As eleições de 2014 começaram em 2013

Embora ainda falte um ano para as eleições para a escolha do presidente da República, governadores de Estado, senadores e deputados (federais e estaduais) o clima de campanha eleitoral já está tomando conta do País. Sem falar que somente no mês de julho de 2014 é que ocorrem as convenções para que os candidatos sejam oficializados. Serão milhares deles em 32 partidos registrados, que dividirão milhões de votos em todo Brasil.

Mas vamos nos ater em Botucatu, especificamente, na candidatura de deputados, onde muitas bobagens são ditas. Em Botucatu temos, aproximadamente, 92 mil votos e as previsões não são nada otimistas. Milhares de votos deverão ser jogados fora em razão do desgaste dos parlamentares. Então, quando se ventila que Botucatu sozinha poderia eleger um deputado federal e um estadual é pura balela. Uma cretinice que só cabe na cabeça de analfabetos políticos.

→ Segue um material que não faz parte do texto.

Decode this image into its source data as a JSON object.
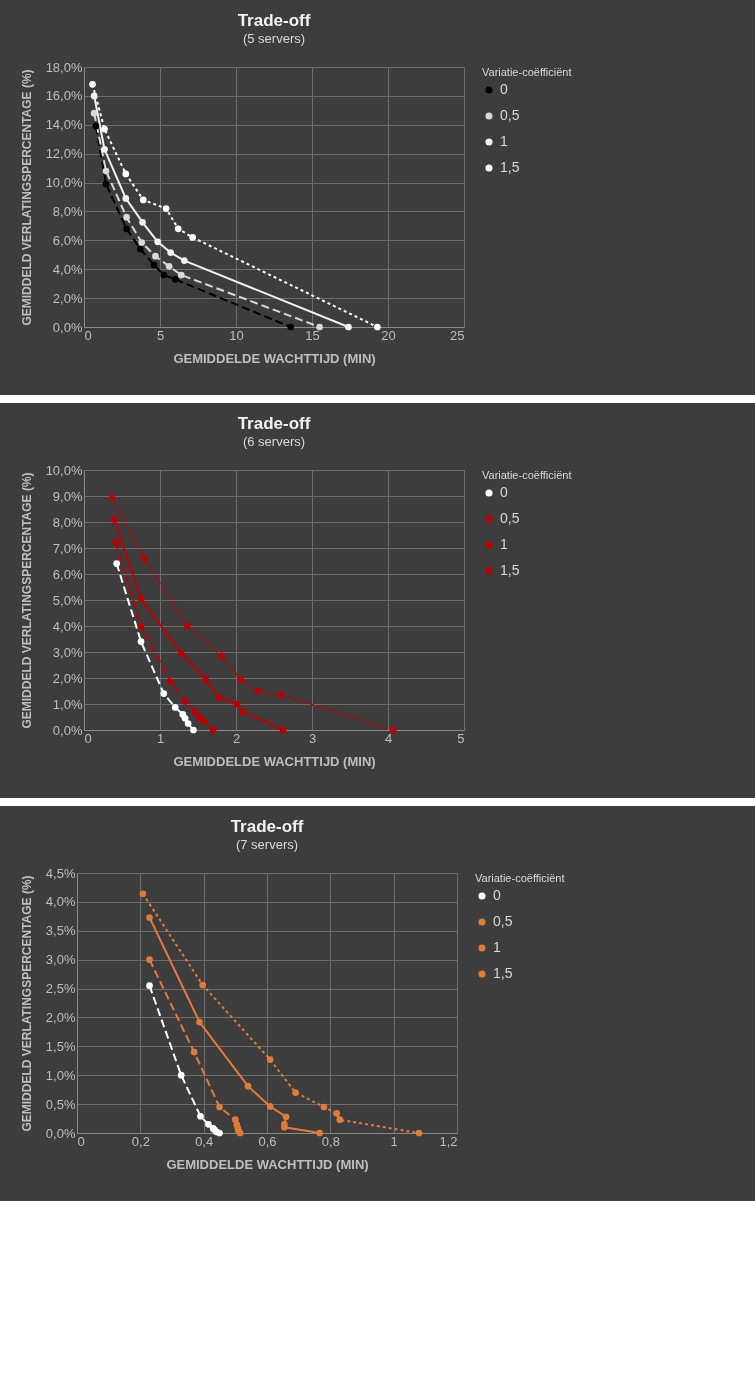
{
  "chart_data": [
    {
      "type": "line",
      "title": "Trade-off",
      "subtitle": "(5 servers)",
      "xlabel": "GEMIDDELDE WACHTTIJD (MIN)",
      "ylabel": "GEMIDDELD VERLATINGSPERCENTAGE (%)",
      "legend_title": "Variatie-coëfficiënt",
      "legend": "right",
      "grid": true,
      "marker": "circle",
      "xlim": [
        0,
        25
      ],
      "xticks": [
        0,
        5,
        10,
        15,
        20,
        25
      ],
      "ylim": [
        0,
        18
      ],
      "yticks": [
        {
          "value": 0,
          "label": "0,0%"
        },
        {
          "value": 2,
          "label": "2,0%"
        },
        {
          "value": 4,
          "label": "4,0%"
        },
        {
          "value": 6,
          "label": "6,0%"
        },
        {
          "value": 8,
          "label": "8,0%"
        },
        {
          "value": 10,
          "label": "10,0%"
        },
        {
          "value": 12,
          "label": "12,0%"
        },
        {
          "value": 14,
          "label": "14,0%"
        },
        {
          "value": 16,
          "label": "16,0%"
        },
        {
          "value": 18,
          "label": "18,0%"
        }
      ],
      "series": [
        {
          "name": "0",
          "color": "#000000",
          "line_style": "dashed",
          "x": [
            0.78,
            1.45,
            2.8,
            3.7,
            4.6,
            5.25,
            6.0,
            13.6
          ],
          "values": [
            13.9,
            9.9,
            6.8,
            5.4,
            4.3,
            3.6,
            3.3,
            0
          ]
        },
        {
          "name": "0,5",
          "color": "#d9d9d9",
          "line_style": "dashed",
          "x": [
            0.67,
            1.45,
            2.8,
            3.8,
            4.7,
            5.6,
            6.4,
            15.5
          ],
          "values": [
            14.8,
            10.8,
            7.6,
            5.85,
            4.9,
            4.2,
            3.6,
            0
          ]
        },
        {
          "name": "1",
          "color": "#f2f2f2",
          "line_style": "solid",
          "x": [
            0.67,
            1.35,
            2.75,
            3.85,
            4.85,
            5.7,
            6.6,
            17.4
          ],
          "values": [
            16.0,
            12.3,
            8.9,
            7.25,
            5.9,
            5.15,
            4.6,
            0
          ]
        },
        {
          "name": "1,5",
          "color": "#ffffff",
          "line_style": "dotted",
          "x": [
            0.56,
            1.35,
            2.75,
            3.9,
            5.4,
            6.2,
            7.15,
            19.3
          ],
          "values": [
            16.8,
            13.7,
            10.6,
            8.8,
            8.2,
            6.8,
            6.2,
            0
          ]
        }
      ]
    },
    {
      "type": "line",
      "title": "Trade-off",
      "subtitle": "(6 servers)",
      "xlabel": "GEMIDDELDE WACHTTIJD (MIN)",
      "ylabel": "GEMIDDELD VERLATINGSPERCENTAGE (%)",
      "legend_title": "Variatie-coëfficiënt",
      "legend": "right",
      "grid": true,
      "marker": "circle",
      "xlim": [
        0,
        5
      ],
      "xticks": [
        0,
        1,
        2,
        3,
        4,
        5
      ],
      "ylim": [
        0,
        10
      ],
      "yticks": [
        {
          "value": 0,
          "label": "0,0%"
        },
        {
          "value": 1,
          "label": "1,0%"
        },
        {
          "value": 2,
          "label": "2,0%"
        },
        {
          "value": 3,
          "label": "3,0%"
        },
        {
          "value": 4,
          "label": "4,0%"
        },
        {
          "value": 5,
          "label": "5,0%"
        },
        {
          "value": 6,
          "label": "6,0%"
        },
        {
          "value": 7,
          "label": "7,0%"
        },
        {
          "value": 8,
          "label": "8,0%"
        },
        {
          "value": 9,
          "label": "9,0%"
        },
        {
          "value": 10,
          "label": "10,0%"
        }
      ],
      "series": [
        {
          "name": "0",
          "color": "#ffffff",
          "line_style": "dashed",
          "x": [
            0.43,
            0.75,
            1.05,
            1.2,
            1.3,
            1.33,
            1.37,
            1.44
          ],
          "values": [
            6.4,
            3.4,
            1.4,
            0.87,
            0.6,
            0.45,
            0.25,
            0
          ]
        },
        {
          "name": "0,5",
          "color": "#c00000",
          "line_style": "dashed",
          "x": [
            0.42,
            0.75,
            1.14,
            1.33,
            1.46,
            1.52,
            1.57,
            1.7
          ],
          "values": [
            7.2,
            4.0,
            1.85,
            1.1,
            0.7,
            0.5,
            0.35,
            0
          ]
        },
        {
          "name": "1",
          "color": "#c00000",
          "line_style": "solid",
          "x": [
            0.4,
            0.75,
            1.28,
            1.6,
            1.78,
            2.01,
            2.09,
            2.62
          ],
          "values": [
            8.1,
            5.05,
            2.95,
            1.95,
            1.25,
            1.0,
            0.7,
            0
          ]
        },
        {
          "name": "1,5",
          "color": "#c00000",
          "line_style": "dotted",
          "x": [
            0.37,
            0.79,
            1.36,
            1.81,
            2.06,
            2.29,
            2.59,
            4.07
          ],
          "values": [
            8.95,
            6.6,
            4.0,
            2.85,
            1.95,
            1.5,
            1.35,
            0
          ]
        }
      ]
    },
    {
      "type": "line",
      "title": "Trade-off",
      "subtitle": "(7 servers)",
      "xlabel": "GEMIDDELDE WACHTTIJD (MIN)",
      "ylabel": "GEMIDDELD VERLATINGSPERCENTAGE (%)",
      "legend_title": "Variatie-coëfficiënt",
      "legend": "right",
      "grid": true,
      "marker": "circle",
      "xlim": [
        0,
        1.2
      ],
      "xticks": [
        0,
        {
          "value": 0.2,
          "label": "0,2"
        },
        {
          "value": 0.4,
          "label": "0,4"
        },
        {
          "value": 0.6,
          "label": "0,6"
        },
        {
          "value": 0.8,
          "label": "0,8"
        },
        1,
        {
          "value": 1.2,
          "label": "1,2"
        }
      ],
      "ylim": [
        0,
        4.5
      ],
      "yticks": [
        {
          "value": 0,
          "label": "0,0%"
        },
        {
          "value": 0.5,
          "label": "0,5%"
        },
        {
          "value": 1,
          "label": "1,0%"
        },
        {
          "value": 1.5,
          "label": "1,5%"
        },
        {
          "value": 2,
          "label": "2,0%"
        },
        {
          "value": 2.5,
          "label": "2,5%"
        },
        {
          "value": 3,
          "label": "3,0%"
        },
        {
          "value": 3.5,
          "label": "3,5%"
        },
        {
          "value": 4,
          "label": "4,0%"
        },
        {
          "value": 4.5,
          "label": "4,5%"
        }
      ],
      "series": [
        {
          "name": "0",
          "color": "#ffffff",
          "line_style": "dashed",
          "x": [
            0.229,
            0.329,
            0.39,
            0.415,
            0.43,
            0.435,
            0.44,
            0.45
          ],
          "values": [
            2.55,
            1.0,
            0.29,
            0.15,
            0.08,
            0.05,
            0.02,
            0
          ]
        },
        {
          "name": "0,5",
          "color": "#e07b39",
          "line_style": "dashed",
          "x": [
            0.229,
            0.37,
            0.45,
            0.5,
            0.505,
            0.508,
            0.51,
            0.515
          ],
          "values": [
            3.0,
            1.4,
            0.45,
            0.23,
            0.14,
            0.08,
            0.04,
            0
          ]
        },
        {
          "name": "1",
          "color": "#e07b39",
          "line_style": "solid",
          "x": [
            0.229,
            0.387,
            0.54,
            0.61,
            0.66,
            0.655,
            0.655,
            0.766
          ],
          "values": [
            3.73,
            1.92,
            0.81,
            0.46,
            0.28,
            0.15,
            0.1,
            0
          ]
        },
        {
          "name": "1,5",
          "color": "#e07b39",
          "line_style": "dotted",
          "x": [
            0.208,
            0.397,
            0.61,
            0.69,
            0.78,
            0.82,
            0.83,
            1.08
          ],
          "values": [
            4.14,
            2.56,
            1.27,
            0.7,
            0.45,
            0.34,
            0.23,
            0
          ]
        }
      ]
    }
  ]
}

Vamos fazer um exercício de números e nos lembrarmos das eleições municipais de outubro de 2012. Tínhamos 91.397 eleitores com direito a voto, entretanto comparecem ? s urnas 74.289. Desses votos 2.555 foram nulos e 4.499 brancos. Sobraram 67.245, que foram divididos entre João Cury (38.779), Mário Ielo (27.531) e Gustavo Bilo (935).

Já para vereadores número de votos válidos caiu para 65.069, divididos entre 127 candidatos numa eleição em que teve o candidato menos votado com 03 votos (sem percentual) e o mais votado com 2.750 (4,23%). Então, fica a pergunta: quantos votos válidos teremos em 2014? Aventar a possibilidade de que a cidade vai se unir em torno de uma candidatura é outra aberração política. Quem pensa que isso um dia vai acontecer é um débil mental. Manicômio nele!

Vamos imaginar que teremos em Botucatu 70 mil votos válidos (não vai chegar a isso, de jeito nenhum). Até o momento três partidos já adiantaram que terão candidatos (PPS, PT e PP), que levarão parte desse bolo. Uns mais outros menos, mas todos terão seu quinhão. Outros milhares de votos serão divididos por centenas de políticos de outras regiões que sempre obtém votos na cidade. E isso é democrático. Cada um pode pedir o voto a quem puder e onde quiser.

Na minha opinião o candidato mais votado em Botucatu terá que trabalhar muito para conseguir 20 mil votos. Santo da casa não faz milagre. Teria que ir buscar lá fora duas ou três vezes mais. É possível? Claro que é.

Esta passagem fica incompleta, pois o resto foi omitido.